As of OS 4 (and 4.1 if it is really in the works), I tend to ignore it because it does not offer any tangible advantage over OS 3.9. PPC is a dead platform and I do not intend to throw a lot of money after an obsolete Blizzard/Cyberstorm card. Instead, I will just buy another Macbook Pro because I can actually *use* it. Amiga in its present situation, let's face it, is merely a curiosity from the 68K era. With a lot of games
Productivity applications seem very dated. Platform is largely without support from a major corporate entity. This is why it is so puzzling to me that AROS did not take stronger hold. But, not all things Amiga make sense all the time
Can someone post a short list of OS 4/4.1 advantages over OS 3.9? PPC card costs about as much as a half (!) of a top-of-the-line MacBook Pro and I *really* want to know the *real* price of the upgrade. For a monitor connection, I found a great RGB-to-SCART cable which produces a very nice picture on somewhat expensive LCD TV. The "good picture" alone will cost you about $500 on Amiga (with or without flickerfixer witchcraft). Talk about having a choice how to burn five Benjamins.
In another post, I wrote that Amiga's pricing was always an issue. It was just too expensive towards its "demise date" -in comparison with competition. I don't know about others on this forum, but I do look to spend a *reasonable* amount on hardware/software (for selfish and business reasons). This is why I did not buy a Mac G3/G4 when it was released, but much later when it was a bit vintaged. Mac G3/G4 machines offered little more than a colorful plastic shell, with the same sluggish OS. I understand that Apple had to do what it had to do to keep money flowing in for further development, at the time when Woz was too busy with Kathy Griffin and writing his book which left no time to help out with motherboards.
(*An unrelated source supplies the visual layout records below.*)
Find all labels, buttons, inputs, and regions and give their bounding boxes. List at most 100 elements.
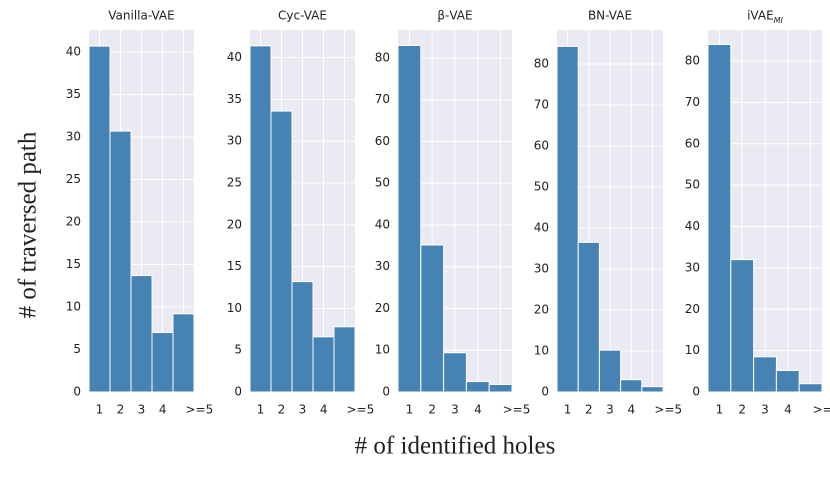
y-tick-label: 5 xyxy=(73,342,81,356)
x-axis-label: # of identified holes xyxy=(355,433,556,460)
y-tick-label: 60 xyxy=(375,134,390,148)
y-tick-label: 30 xyxy=(685,260,700,274)
x-tick-label: 4 xyxy=(474,403,482,417)
x-tick-label: 4 xyxy=(320,403,328,417)
y-tick-label: 50 xyxy=(685,178,700,192)
y-tick-label: 30 xyxy=(534,262,549,276)
y-tick-label: 35 xyxy=(66,87,81,101)
x-tick-label: 2 xyxy=(428,403,436,417)
x-tick-label: 2 xyxy=(117,403,125,417)
y-tick-label: 40 xyxy=(534,221,549,235)
y-tick-label: 40 xyxy=(66,45,81,59)
x-tick-label: 2 xyxy=(278,403,286,417)
x-tick-label: 3 xyxy=(299,403,307,417)
y-tick-label: 35 xyxy=(227,92,242,106)
x-tick-label: >=5 xyxy=(813,403,830,417)
bar xyxy=(598,349,622,393)
bar xyxy=(109,130,132,393)
y-tick-label: 10 xyxy=(685,343,700,357)
y-tick-label: 50 xyxy=(534,180,549,194)
y-tick-label: 0 xyxy=(73,385,81,399)
x-tick-label: 2 xyxy=(738,403,746,417)
bar xyxy=(312,336,335,393)
bar xyxy=(775,369,800,393)
y-tick-label: 30 xyxy=(227,134,242,148)
y-tick-label: 20 xyxy=(685,302,700,316)
chart-title: Cyc-VAE xyxy=(278,9,327,23)
x-tick-label: 3 xyxy=(606,403,614,417)
y-tick-label: 80 xyxy=(375,50,390,64)
bar xyxy=(753,356,777,393)
y-tick-label: 40 xyxy=(685,219,700,233)
x-tick-label: >=5 xyxy=(186,403,214,417)
y-tick-label: 25 xyxy=(227,175,242,189)
y-tick-label: 15 xyxy=(227,259,242,273)
chart-title-subscript: MI xyxy=(774,16,784,25)
x-tick-label: 1 xyxy=(406,403,414,417)
y-tick-label: 70 xyxy=(685,95,700,109)
y-tick-label: 25 xyxy=(66,172,81,186)
bar xyxy=(465,381,490,393)
y-tick-label: 60 xyxy=(685,136,700,150)
bar xyxy=(556,45,579,393)
bar xyxy=(730,259,755,393)
y-tick-label: 80 xyxy=(534,57,549,71)
x-tick-label: 1 xyxy=(716,403,724,417)
bar xyxy=(397,44,422,393)
y-tick-label: 20 xyxy=(66,215,81,229)
x-tick-label: 2 xyxy=(585,403,593,417)
bar xyxy=(270,110,293,393)
y-tick-label: 70 xyxy=(534,98,549,112)
x-tick-label: 3 xyxy=(138,403,146,417)
y-tick-label: 10 xyxy=(227,301,242,315)
bar xyxy=(577,241,600,393)
y-tick-label: 70 xyxy=(375,92,390,106)
bar xyxy=(151,332,174,393)
bar xyxy=(130,275,153,393)
x-tick-label: 4 xyxy=(159,403,167,417)
chart-title: β-VAE xyxy=(437,9,472,23)
bar xyxy=(172,313,195,393)
y-axis-label: # of traversed path xyxy=(15,131,42,318)
bar xyxy=(443,352,467,393)
y-tick-label: 0 xyxy=(692,385,700,399)
y-tick-label: 0 xyxy=(541,385,549,399)
y-tick-label: 20 xyxy=(375,301,390,315)
x-tick-label: 1 xyxy=(96,403,104,417)
bar xyxy=(707,43,732,393)
y-tick-label: 10 xyxy=(375,343,390,357)
y-tick-label: 30 xyxy=(375,259,390,273)
y-tick-label: 15 xyxy=(66,257,81,271)
y-tick-label: 0 xyxy=(382,385,390,399)
bar xyxy=(620,379,643,393)
x-tick-label: 4 xyxy=(628,403,636,417)
y-tick-label: 20 xyxy=(227,217,242,231)
y-tick-label: 20 xyxy=(534,303,549,317)
chart-title: Vanilla-VAE xyxy=(108,9,174,23)
y-tick-label: 40 xyxy=(227,50,242,64)
chart-title: iVAEMI xyxy=(747,9,783,25)
y-tick-label: 50 xyxy=(375,176,390,190)
bar xyxy=(488,383,513,393)
x-tick-label: 4 xyxy=(784,403,792,417)
y-tick-label: 10 xyxy=(66,300,81,314)
y-tick-label: 0 xyxy=(234,385,242,399)
bar xyxy=(291,281,314,393)
bar xyxy=(420,244,445,393)
bar xyxy=(798,383,823,393)
y-tick-label: 5 xyxy=(234,343,242,357)
x-tick-label: >=5 xyxy=(654,403,682,417)
x-tick-label: 3 xyxy=(451,403,459,417)
bar xyxy=(88,45,111,393)
y-tick-label: 80 xyxy=(685,54,700,68)
x-tick-label: 1 xyxy=(564,403,572,417)
y-tick-label: 60 xyxy=(534,139,549,153)
x-tick-label: 1 xyxy=(257,403,265,417)
bar xyxy=(641,386,664,393)
chart-title: BN-VAE xyxy=(588,9,632,23)
x-tick-label: >=5 xyxy=(347,403,375,417)
x-tick-label: >=5 xyxy=(503,403,531,417)
y-tick-label: 10 xyxy=(534,344,549,358)
y-tick-label: 40 xyxy=(375,217,390,231)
For my money, OS X Leopard is the first *serious* OS from Apple in years because, for once, its timing was perfect, platform fast and secure for the near and mid-term future (going multicore) and SDK simply the best out there. Nothing on IntelMac is half-a$$ed, semi-done or experimental. It is the real deal, the pinnacle of decades of semi-finished, very cool and underpowered products. Stevie is a genius because he made so many mistakes along the way and capitalized on them while keeping the Cool going.
The biggest issue with Amiga may not be the hardware but software. Without a software market, there are no new applications and no need for new hardware. It is a vicious circle, a catch-22 in a Devil's Kitchen (in einer Teufelskueche - this is just for bloodline
If German (electrical) engineering could not save Amiga hardware platform, who can? German industrial design saved Apple because it provided a template for the "new" Mac look (of which I have "Braun's" originals laying around in my home). But they are not easy to "copy".
Did anyone manage to copy the BMW ("beemer")? How about a Porsche? PPC Blizzard/Cyberstorm cards? You get my point
And we know that Stevie even enjoys German-made washing machines because they have such a cool user interface.
Real artists ship. And steal. In quantities. Amiga needs a good "thief". It also needs to move out of her (evil) dad's basement after all these years, get a haircut, fake boobs , whatever it takes to get "stolen."